Die zwölf Geschworenen im Floyd-Prozess beraten derzeit, ob Chauvin in den Anklagepunkten Mord zweiten Grades, Mord dritten Grades und Totschlag zweiten Grades schuldig oder unschuldig ist. Die Staatsanwaltschaft hatte am Montag in ihrem Schlussplädoyer einen Schuldspruch in allen drei Anklagepunkten gefordert. Chauvins Verteidiger hatte dagegen erklärt, der weiße Ex-Polizist müsse freigesprochen werden.

Chauvin hatte dem wegen Falschgeldvorwürfen festgenommenen Floyd am 25. Mai 2020 in Minneapolis neuneinhalb Minuten lang das Knie in den Nacken gedrückt, obwohl der Afroamerikaner wiederholt klagte, er bekomme keine Luft mehr. Floyds auf einem Handyvideo festgehaltener Tod sorgte international für Empörung und löste in den USA landesweite Proteste gegen Rassismus und Polizeigewalt aus.

Schuldsprüche gegen Polizisten sind in den USA aber selten. Die Behörden befürchten Proteste und Ausschreitungen, sollte Chauvin nicht verurteilt werden.
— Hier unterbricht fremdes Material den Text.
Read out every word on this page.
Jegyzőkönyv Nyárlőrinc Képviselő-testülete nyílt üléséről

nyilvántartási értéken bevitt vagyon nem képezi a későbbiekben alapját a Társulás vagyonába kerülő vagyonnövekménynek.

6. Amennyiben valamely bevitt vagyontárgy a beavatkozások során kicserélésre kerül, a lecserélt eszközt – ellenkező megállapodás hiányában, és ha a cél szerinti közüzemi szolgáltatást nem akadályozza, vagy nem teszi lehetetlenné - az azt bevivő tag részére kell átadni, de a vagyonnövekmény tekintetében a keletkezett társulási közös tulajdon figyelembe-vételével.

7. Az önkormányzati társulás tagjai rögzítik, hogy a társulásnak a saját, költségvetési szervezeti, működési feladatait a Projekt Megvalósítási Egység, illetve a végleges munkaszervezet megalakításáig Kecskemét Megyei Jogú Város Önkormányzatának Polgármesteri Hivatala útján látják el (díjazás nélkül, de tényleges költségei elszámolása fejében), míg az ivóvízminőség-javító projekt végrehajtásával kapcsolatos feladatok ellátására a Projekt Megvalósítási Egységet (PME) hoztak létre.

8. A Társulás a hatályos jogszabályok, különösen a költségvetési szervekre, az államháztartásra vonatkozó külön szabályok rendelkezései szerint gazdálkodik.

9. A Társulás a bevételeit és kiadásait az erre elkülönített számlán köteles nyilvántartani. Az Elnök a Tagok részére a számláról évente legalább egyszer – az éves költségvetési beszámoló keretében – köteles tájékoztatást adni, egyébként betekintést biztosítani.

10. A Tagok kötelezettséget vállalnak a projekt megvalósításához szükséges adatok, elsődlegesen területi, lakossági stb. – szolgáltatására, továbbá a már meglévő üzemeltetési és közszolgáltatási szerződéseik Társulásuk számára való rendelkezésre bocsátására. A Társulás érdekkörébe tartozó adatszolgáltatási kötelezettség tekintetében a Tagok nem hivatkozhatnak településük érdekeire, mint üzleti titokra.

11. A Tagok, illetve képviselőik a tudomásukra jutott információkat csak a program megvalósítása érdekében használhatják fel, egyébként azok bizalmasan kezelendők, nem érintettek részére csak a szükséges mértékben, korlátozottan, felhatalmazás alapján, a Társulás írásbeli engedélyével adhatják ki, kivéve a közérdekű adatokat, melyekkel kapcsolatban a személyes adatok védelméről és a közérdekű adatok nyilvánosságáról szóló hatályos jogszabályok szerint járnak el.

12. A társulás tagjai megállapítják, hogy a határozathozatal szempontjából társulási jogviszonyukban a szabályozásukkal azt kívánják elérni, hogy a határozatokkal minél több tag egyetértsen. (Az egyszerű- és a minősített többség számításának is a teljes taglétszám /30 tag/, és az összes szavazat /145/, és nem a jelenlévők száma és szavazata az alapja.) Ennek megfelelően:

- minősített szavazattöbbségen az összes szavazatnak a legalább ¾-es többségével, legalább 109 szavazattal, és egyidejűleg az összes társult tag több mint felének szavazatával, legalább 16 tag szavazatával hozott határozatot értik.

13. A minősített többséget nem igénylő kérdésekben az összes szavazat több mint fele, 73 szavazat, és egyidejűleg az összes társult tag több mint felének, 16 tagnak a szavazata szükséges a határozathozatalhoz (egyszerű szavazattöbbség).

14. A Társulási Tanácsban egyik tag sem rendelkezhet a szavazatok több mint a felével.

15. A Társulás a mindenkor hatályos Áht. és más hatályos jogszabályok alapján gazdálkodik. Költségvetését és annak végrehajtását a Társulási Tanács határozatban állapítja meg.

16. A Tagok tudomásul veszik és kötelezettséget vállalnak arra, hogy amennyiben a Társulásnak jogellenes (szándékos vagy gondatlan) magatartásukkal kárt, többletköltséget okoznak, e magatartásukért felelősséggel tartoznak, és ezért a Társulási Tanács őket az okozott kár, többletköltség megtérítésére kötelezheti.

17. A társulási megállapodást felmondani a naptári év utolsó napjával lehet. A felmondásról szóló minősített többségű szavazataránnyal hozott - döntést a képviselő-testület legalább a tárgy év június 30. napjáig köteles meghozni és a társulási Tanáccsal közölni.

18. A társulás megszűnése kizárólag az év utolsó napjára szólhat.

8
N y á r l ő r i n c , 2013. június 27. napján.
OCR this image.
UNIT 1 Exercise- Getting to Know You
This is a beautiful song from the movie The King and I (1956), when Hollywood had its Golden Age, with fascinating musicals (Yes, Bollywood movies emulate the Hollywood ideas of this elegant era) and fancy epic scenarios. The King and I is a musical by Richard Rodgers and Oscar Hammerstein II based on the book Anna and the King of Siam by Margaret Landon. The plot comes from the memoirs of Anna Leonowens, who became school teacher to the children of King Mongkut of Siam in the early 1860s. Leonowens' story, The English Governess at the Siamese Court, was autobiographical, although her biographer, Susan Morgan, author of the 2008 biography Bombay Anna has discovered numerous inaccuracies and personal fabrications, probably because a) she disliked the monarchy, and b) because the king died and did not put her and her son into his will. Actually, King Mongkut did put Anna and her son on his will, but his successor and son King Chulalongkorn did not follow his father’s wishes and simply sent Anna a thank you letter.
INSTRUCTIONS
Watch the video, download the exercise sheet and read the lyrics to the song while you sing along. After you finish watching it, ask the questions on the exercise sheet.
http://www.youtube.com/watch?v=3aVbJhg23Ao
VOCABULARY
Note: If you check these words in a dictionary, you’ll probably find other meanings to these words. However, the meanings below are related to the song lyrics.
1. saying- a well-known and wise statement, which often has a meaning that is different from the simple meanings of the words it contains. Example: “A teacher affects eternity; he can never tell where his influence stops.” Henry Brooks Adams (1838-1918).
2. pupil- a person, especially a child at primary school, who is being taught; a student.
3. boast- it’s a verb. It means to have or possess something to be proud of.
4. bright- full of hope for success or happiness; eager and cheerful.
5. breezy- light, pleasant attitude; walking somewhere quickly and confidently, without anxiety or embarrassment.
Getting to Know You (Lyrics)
In Minneapolis wurden deswegen drastische Sicherheitsvorkehrungen getroffen, im Einsatz ist unter anderem die Nationalgarde.

Biden sagte nach seinem Telefonat mit Floyds Angehörigen, die Familie rufe zu "Frieden und Ruhe" auf. Zugleich sagte der Präsident, die Familie verspüre "Druck und Sorge". "Sie sind eine gute Familie." Floyds Bruder Philonise sagte im Fernsehsender NBC News über das Gespräch mit Biden: "Er hat uns einfach wissen lassen, dass er für uns betet und dass er hofft, dass für uns alles gut ausgeht."

Biden - damals noch Präsidentschaftskandidat - hatte nach Floyds Tod Angehörige des Afroamerikaners getroffen. Bei der Trauerzeremonie vor Floyds Beisetzung im Juni 2020 hielt er eine Videoansprache und forderte dabei einen härten Kampf gegen Rassismus im Land.